Microsegmentation has become an accepted best practice for datacenter networking, providing a starting point for "zero-trust" networking. This illustrates the far-reaching impact of network virtualization.
At the very start of this chapter we observed that Network Virtualization is the most successful early application of SDN. But is it really SDN? There has been considerable debate on this topic, which reflects that there has been plenty of argument about exactly what SDN is.
The main argument against Network Virtualization's inclusion in SDN is that it didn't change the way physical networks are built. It simply runs as an overlay on top of a standard L2/L3 network, which might run distributed routing protocols and be configured one box at a time. This argument seems to be a less prevalent view now that network virtualization has become so widespread, but it misses the point.
Simply stated, Network Virtualization adheres to the core architectural principles laid out by SDN's inventors (and summarized in Section 1.3). There is a clear separation between control and data planes, with a centralized controller responsible for a distributed set of forwarding elements. It even uses OpenFlow as one possible control interface, although that was always an implementation detail and not fundamental to SDN. Finally, the fact that network virtualization uses a completely programmable forwarding plane, as exemplified by OVS, also places it squarely in the SDN universe.
The differences between Network Virtualization and the other use cases described in this book can all be described as implementation choices, with the dependency on software switches rather than hardware switches being pivotal. This use of software-based switches accelerated adoption and deployment, and opened the door to more powerful forwarding functions (albeit at the cost of being able to prove properties about how those functions perform and behave at runtime). It is also the case that these software-based implementations evolved in a way that was optimized for Network Virtualization, as opposed pursuing the general-purpose, use-case agnostic approach embodied in the SDN software stack introduced in Chapter 3.

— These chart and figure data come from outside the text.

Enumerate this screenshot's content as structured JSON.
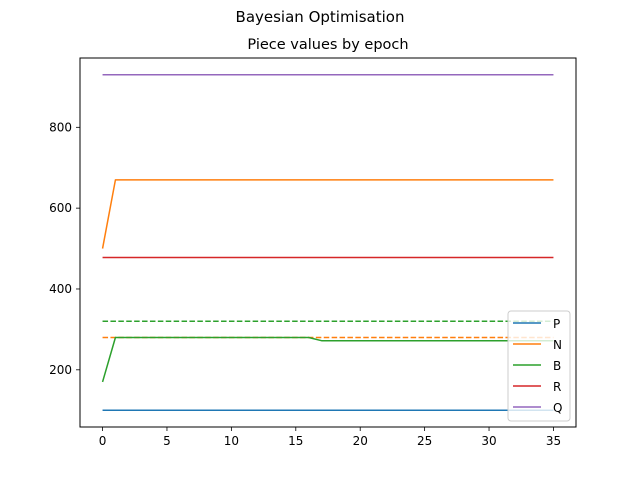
{
  "figure": {
    "suptitle": "Bayesian Optimisation"
  },
  "chart_data": {
    "type": "line",
    "title": "Piece values by epoch",
    "xlabel": "",
    "ylabel": "",
    "xlim": [
      -1.75,
      36.75
    ],
    "ylim": [
      58.5,
      971.5
    ],
    "xticks": [
      0,
      5,
      10,
      15,
      20,
      25,
      30,
      35
    ],
    "yticks": [
      200,
      400,
      600,
      800
    ],
    "grid": false,
    "legend_position": "lower-right",
    "series": [
      {
        "name": "P",
        "color": "#1f77b4",
        "style": "solid",
        "x": [
          0,
          35
        ],
        "y": [
          100,
          100
        ]
      },
      {
        "name": "N",
        "color": "#ff7f0e",
        "style": "solid",
        "x": [
          0,
          1,
          35
        ],
        "y": [
          500,
          670,
          670
        ]
      },
      {
        "name": "B",
        "color": "#2ca02c",
        "style": "solid",
        "x": [
          0,
          1,
          16,
          17,
          35
        ],
        "y": [
          170,
          280,
          280,
          272,
          272
        ]
      },
      {
        "name": "R",
        "color": "#d62728",
        "style": "solid",
        "x": [
          0,
          35
        ],
        "y": [
          478,
          478
        ]
      },
      {
        "name": "Q",
        "color": "#9467bd",
        "style": "solid",
        "x": [
          0,
          35
        ],
        "y": [
          930,
          930
        ]
      }
    ],
    "reference_lines": [
      {
        "color": "#2ca02c",
        "style": "dashed",
        "x": [
          0,
          35
        ],
        "y": [
          320,
          320
        ]
      },
      {
        "color": "#ff7f0e",
        "style": "dashed",
        "x": [
          0,
          35
        ],
        "y": [
          280,
          280
        ]
      }
    ]
  }
}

None of this should come as a surprise. SDN has always been an approach to building and operating networks, applied to isolated domains where it provides value. There is no requirement of universality. (See the Domain of Control sidebar in Chapter 1.) Datacenter underlays, as exemplified by leaf-spine switching fabrics, are one such domain. Virtual networking overlays are another such domain. Both are even deployed simultaneously in the same datacenters, without either being aware that the other exists. Going forward, it will be interesting to see how many mechanisms these two domains come to share (e.g., a common Network OS, a common language for writing forwarding functions, a common toolchain to generate the control interface). It will also be interesting to see if the line separating the two domains begins to blur, which will happen as soon as an overlay-aware underlay / underlay-aware overlay is shown to provide value.